Her first works to become well known were dryly painted figurative canvases, often female nudes, in light-filled interiors. An exhibition of her work entitled Fold in 1997 at Edinburgh's Fruitmarket Gallery was the first introducing fabric alongside these figures, simultaneously suggesting a debt to the 19th-century French painter Jean Auguste Dominique Ingres, as well as pointing to the possibilities of abstraction.

In 2000, Watt became the youngest artist to be offered a major solo exhibition at the Scottish National Gallery of Modern Art; her exhibition, titled Shift, comprised 12 huge paintings featuring fabric alone. In 2003, Watt was shortlisted for The Jerwood Painting Prize.

Watt exhibited during the 2004 Edinburgh Festival, installing a 12 ft painting Still, in the memorial chapel of Old St Paul's Church. Linen bound books were published to commemorate each exhibition. For Still, Watt was awarded the 2005 Art+Christianity Enquiry, ACE award for 'a Commissioned Artwork in Ecclesiastical Space'.

Her subsequent project 'Dark Light' was supported by her Creative Scotland Award of 2004 from the Scottish Arts Council.

In summer 2005, she took part in the prestigious Glenfiddich residency.

From January 2006 to February 2008, Watt served as the seventh and youngest Associate Artist at the National Gallery, London. She worked within the gallery, and explored an enduring fascination with one particular painting in the collection, Zurbaran's St. Francis in Meditation (1635–39). The work she created in this time was displayed in a solo exhibition called 'Phantom', in the Sunley Room, running from 12 March to 22 June 2008. The same year, she was appointed Officer of the Order of the British Empire (OBE) in the 2008 New Year Honours.

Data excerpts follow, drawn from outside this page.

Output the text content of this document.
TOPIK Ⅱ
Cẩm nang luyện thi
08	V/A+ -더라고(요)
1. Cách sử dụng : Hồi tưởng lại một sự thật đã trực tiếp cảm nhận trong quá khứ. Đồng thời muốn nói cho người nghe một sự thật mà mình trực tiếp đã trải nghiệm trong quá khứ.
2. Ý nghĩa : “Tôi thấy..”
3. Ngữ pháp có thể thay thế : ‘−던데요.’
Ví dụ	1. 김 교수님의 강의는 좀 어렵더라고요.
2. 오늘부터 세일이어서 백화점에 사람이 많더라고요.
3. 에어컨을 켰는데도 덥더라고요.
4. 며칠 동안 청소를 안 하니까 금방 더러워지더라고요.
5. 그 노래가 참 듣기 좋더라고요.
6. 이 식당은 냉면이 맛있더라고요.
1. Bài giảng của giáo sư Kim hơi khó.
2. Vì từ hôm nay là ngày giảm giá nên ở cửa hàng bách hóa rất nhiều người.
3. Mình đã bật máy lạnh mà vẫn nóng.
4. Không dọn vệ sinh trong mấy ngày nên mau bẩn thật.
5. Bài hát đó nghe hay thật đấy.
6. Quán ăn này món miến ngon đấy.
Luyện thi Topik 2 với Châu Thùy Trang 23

Watt's work has been widely exhibited. Her paintings are held in many public collections, including the National Portrait Gallery, London, Glasgow Museums, Aberdeen Art Gallery, Scottish National Gallery of Modern Art, Kelvingrove Art Gallery and Museum, Scottish Parliament Art Collection, Southampton City Art Gallery, the Freud Museum, London, The Fleming Collection, London, the British Council, and the Uffizi Gallery, Florence. In 2012, the Scottish National Portrait Gallery purchased her painting Self-portrait (1986/7) from her private collection for £20,000, to celebrate re-opening after a refurbishment.

In 2017, Watt was made a Fellow of The Royal Society of Edinburgh.

Between July 2021 and January 2022, Watt exhibited at the Scottish National Portrait Gallery.

'A Portrait without Likeness' continued at the Inverness Museum and Art Gallery between January and April 2022.

Watt is currently represented by art gallery Levy Gorvy Dayan, New York and London.

== Work ==

Pears, 1994.oil on canvas, 152.5 by 180.5 cm. Private collection

Watt's 1986–87 Self-portrait was painted while still a student. She was ill at the time and she depicts herself with her hand across her forehead, as if checking her temperature or perhaps indicating she was feeling faint. Watt has rarely engaged in portraiture since her early career. The painting was presented to the Scottish National Portrait Gallery to celebrate its re-opening in 2011.

Pears dates from the 1990s when Watt's work focused on highly realistic nudes posed on drapery. The model used here is one she painted frequently at the time. Pears was offered for sale at a Sotheby's London auction on 18 November 2015.

Since then she has moved away from the nude to portraying the drapery itself.

=== Solo exhibitions ===
- 12 March – 22 June 2008 'Phantom', National Gallery, London, UK
- 17 March – 7 May 2016 'Alison Watt: The Sun Never Knew How Wonderful It Was' – Parafin Gallery, London, UK
- late 2018 'Alison Watt: A Shadow on the Blind' – Abbot Hall Art Gallery, Kendal, UK
- 24 May – 13 July 2019 'A Shadow on the Blind' – Parafin Gallery, London, UK
- 17 July – 9 January 2022 'A Portrait Without Likeness' – Scottish National Portrait Gallery, Edinburgh, UK.
- 5 March – 1 June 2025 'From Light' – Pitzhanger Manor & Gallery, London, UK.